Un itinéraire bucolique, accessible, ponctué de campings, de bons repas et de paysages apaisants. Retour d’expérience sur ce joli parcours jurassien.
vidéo et photos un peu plus bas
Jour 1 — Biaufond → Goumois
Fin juillet. Je quitte le bruit du quotidien pour trois jours de marche le long du Doubs, avec l’envie simple de respirer, de ralentir, de me retrouver dans une nature généreuse.
Train 🚆 jusqu’à La Chaux-de-Fonds, puis le car postal 🚌 qui serpente jusqu’à Biaufond. À 11 h, je pose enfin le pied sur le sentier.
La forêt m’accueille avec sa fraîcheur. Le chemin surplombe la rivière, silencieux, presque suspendu. Je marche dans une tranquillité rare, un vrai bol d’air pour l’esprit. À 14 h, pique-nique simple, puis je redescends vers le bord du Doubs.
Mon sac à dos commence à tirer méchamment sur le bas du dos — ces foutues coutures — et je suis soulagé d’apercevoir Goumois après une dernière montée et une jolie descente.
Le camping est familial ⛺️, posé au bord de l’eau. Je monte le tarp/tente, prépare la moitié d’un lyophilisé pour le souper. Ça fait du bien, j’avais faim.
Une douche, la lumière qui baisse, et je me glisse dans mon sac. Demain, la suite.
Jour 2 — Goumois → Soubey
Nuit humide. La moustiquaire trop petite, le tarp trempé dessus/dessous… bref, sommeil bof bof. Je range le tout mouillé : il sèchera plus tard.

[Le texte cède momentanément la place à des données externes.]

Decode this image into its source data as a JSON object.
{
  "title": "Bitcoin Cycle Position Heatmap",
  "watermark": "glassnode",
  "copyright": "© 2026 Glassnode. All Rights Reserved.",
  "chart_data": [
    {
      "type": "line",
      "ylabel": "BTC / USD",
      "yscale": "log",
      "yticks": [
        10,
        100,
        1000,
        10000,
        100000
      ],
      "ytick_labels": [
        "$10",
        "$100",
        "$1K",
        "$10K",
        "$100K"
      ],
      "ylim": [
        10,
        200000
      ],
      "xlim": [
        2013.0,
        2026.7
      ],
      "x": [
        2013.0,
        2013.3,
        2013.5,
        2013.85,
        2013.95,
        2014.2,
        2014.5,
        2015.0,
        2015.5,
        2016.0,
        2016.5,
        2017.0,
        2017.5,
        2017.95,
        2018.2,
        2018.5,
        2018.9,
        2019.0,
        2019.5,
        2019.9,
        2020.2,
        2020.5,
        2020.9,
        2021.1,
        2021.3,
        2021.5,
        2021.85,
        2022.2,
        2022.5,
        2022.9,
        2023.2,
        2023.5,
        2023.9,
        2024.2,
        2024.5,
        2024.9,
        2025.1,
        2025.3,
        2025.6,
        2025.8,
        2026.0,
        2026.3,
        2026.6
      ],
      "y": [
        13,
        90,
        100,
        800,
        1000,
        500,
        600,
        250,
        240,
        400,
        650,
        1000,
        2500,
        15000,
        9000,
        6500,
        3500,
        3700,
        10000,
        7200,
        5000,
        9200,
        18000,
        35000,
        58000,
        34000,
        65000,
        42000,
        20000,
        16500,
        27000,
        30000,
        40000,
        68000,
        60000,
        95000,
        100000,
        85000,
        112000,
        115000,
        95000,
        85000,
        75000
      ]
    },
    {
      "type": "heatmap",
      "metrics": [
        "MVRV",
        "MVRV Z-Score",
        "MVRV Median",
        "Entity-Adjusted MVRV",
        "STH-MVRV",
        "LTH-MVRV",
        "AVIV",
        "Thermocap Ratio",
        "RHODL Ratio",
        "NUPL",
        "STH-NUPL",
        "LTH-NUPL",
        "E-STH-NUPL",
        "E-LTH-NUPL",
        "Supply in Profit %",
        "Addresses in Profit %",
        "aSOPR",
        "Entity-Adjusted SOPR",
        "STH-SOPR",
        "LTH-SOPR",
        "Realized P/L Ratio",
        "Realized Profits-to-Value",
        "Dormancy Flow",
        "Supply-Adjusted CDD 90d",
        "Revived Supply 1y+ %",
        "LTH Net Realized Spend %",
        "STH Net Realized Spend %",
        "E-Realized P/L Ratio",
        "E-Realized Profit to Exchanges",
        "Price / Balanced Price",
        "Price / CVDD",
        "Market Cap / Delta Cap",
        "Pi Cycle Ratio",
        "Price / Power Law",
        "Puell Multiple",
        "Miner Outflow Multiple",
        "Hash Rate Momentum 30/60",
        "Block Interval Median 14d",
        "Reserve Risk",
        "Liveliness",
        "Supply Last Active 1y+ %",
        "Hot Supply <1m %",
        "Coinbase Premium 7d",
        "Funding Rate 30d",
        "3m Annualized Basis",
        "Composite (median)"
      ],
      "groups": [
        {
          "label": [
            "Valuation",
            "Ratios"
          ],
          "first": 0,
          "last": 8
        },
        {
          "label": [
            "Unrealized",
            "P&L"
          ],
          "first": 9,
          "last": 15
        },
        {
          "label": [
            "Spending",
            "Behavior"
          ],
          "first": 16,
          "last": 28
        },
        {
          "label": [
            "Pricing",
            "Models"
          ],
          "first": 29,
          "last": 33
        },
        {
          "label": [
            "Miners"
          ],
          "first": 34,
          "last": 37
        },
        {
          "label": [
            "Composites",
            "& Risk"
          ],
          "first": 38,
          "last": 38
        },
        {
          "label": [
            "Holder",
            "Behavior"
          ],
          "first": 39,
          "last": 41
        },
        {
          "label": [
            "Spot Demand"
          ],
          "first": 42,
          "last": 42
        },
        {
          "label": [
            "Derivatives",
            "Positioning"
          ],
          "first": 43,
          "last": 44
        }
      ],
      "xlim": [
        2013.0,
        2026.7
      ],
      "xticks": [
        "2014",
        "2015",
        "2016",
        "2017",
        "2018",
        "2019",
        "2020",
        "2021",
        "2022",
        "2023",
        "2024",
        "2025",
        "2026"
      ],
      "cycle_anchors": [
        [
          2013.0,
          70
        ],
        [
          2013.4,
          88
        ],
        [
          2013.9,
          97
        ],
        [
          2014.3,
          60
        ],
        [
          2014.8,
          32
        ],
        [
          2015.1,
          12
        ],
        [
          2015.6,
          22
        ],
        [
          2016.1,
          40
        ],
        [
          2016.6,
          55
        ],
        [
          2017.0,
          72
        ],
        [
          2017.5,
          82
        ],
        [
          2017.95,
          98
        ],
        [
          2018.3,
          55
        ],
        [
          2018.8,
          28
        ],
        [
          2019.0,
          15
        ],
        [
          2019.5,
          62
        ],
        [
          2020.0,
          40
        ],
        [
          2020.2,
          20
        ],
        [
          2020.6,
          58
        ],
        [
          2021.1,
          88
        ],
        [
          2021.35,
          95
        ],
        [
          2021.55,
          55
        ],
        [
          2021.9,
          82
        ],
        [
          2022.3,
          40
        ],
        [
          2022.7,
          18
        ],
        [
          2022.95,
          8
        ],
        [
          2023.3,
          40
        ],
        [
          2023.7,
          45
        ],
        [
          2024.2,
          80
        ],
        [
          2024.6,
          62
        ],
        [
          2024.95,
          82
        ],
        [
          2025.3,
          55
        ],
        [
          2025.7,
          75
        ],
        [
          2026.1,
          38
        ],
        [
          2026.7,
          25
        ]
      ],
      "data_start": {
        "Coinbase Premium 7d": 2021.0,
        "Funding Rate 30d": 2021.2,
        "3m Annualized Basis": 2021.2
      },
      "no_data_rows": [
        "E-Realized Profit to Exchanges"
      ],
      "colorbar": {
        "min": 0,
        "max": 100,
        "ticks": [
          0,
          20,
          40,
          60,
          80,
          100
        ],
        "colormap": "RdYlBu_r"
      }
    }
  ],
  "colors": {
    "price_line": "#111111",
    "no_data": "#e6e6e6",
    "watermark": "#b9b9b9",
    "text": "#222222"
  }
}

Petit déjeuner 🍵 à l’hôtel près du pont, puis je demande deux sandwichs 🥪 pour midi. Je repars avec deux bleus en bas du dos, mais mon pull polaire bien placé fait le job.
Le chemin est charmant, bucolique, toujours au bord du Doubs. Pas de difficulté, juste marcher, écouter, respirer. À Soubey, je file directement à l’hôtel de l’autre côté du pont pour une petite bière 🍺 sur la terrasse. Puis retour au camping pour faire sécher le tarp/tente : avec la brise, c’est plié en un rien de temps. Camp monté, je retourne à l’hôtel pour souper tranquillement.

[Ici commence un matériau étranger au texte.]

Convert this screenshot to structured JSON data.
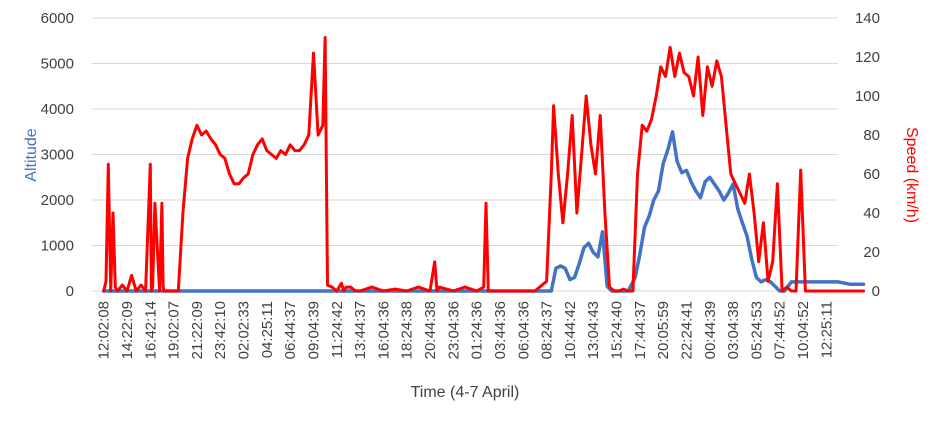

Le soir, je décide de dormir sans moustiquaire. Je l’utilise comme sursac pour limiter l’humidité ; l’anti‑moustique électronique fera le reste. Nuit calme en perspective.

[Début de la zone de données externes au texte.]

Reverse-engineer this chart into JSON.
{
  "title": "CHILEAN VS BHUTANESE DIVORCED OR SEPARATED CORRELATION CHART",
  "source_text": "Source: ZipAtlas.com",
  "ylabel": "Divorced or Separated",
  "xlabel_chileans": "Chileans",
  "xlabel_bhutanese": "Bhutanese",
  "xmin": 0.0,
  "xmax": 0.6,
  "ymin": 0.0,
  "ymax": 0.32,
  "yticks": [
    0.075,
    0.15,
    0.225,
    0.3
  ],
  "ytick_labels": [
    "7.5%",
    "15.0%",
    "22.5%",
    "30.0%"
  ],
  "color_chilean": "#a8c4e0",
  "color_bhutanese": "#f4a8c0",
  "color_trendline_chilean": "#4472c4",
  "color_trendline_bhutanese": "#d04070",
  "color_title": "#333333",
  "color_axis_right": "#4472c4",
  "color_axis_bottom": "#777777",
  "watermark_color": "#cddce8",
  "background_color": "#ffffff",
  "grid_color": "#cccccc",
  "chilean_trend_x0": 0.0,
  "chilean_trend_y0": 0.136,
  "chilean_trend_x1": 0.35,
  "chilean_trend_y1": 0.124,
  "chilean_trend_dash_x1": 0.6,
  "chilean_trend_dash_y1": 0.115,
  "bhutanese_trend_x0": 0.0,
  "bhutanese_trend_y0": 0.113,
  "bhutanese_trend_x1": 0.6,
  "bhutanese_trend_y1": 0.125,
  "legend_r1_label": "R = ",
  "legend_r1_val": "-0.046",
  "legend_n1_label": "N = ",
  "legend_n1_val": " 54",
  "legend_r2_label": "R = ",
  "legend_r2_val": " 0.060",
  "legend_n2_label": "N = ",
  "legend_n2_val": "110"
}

Jour 3 — Soubey → St‑Ursanne
Matin frais et humide, comme la veille, mais cette fois j’ai bien dormi. Petit déjeuner à l’hôtel, puis je reprends la route. Je me sens mieux, plus léger, et grâce au polaire autour de la taille, mes douleurs du bas du dos ont presque disparu. Les kilomètres défilent sans effort.
À mi‑chemin, une colline à passer : le seul vrai dénivelé du jour, environ 200 m. Vers 11 h 30, je retrouve le Doubs en bas de la descente. Petit arrêt… où je me vautre magnifiquement. Plus de peur que de mal.
À midi, je tombe sur un camping dont la spécialité est la truite. Parfait pour la pause. Repas simple, délicieux, puis je repars pour la dernière portion.
St‑Ursanne apparaît enfin, avec son charme médiéval. Une glace pour conclure, puis le train. Trois jours de marche, de forêt, de rivière, de silence. Trois jours pour respirer.
Note
Le tracé de mon parcours m’indiquait environ 50 km, mais comme d’habitude, c’était un peu optimiste et, selon ma montre, il à fallu ajouter deux à trois kilomètres par journée de marche, donc plutot une soixantaine de kilomètres.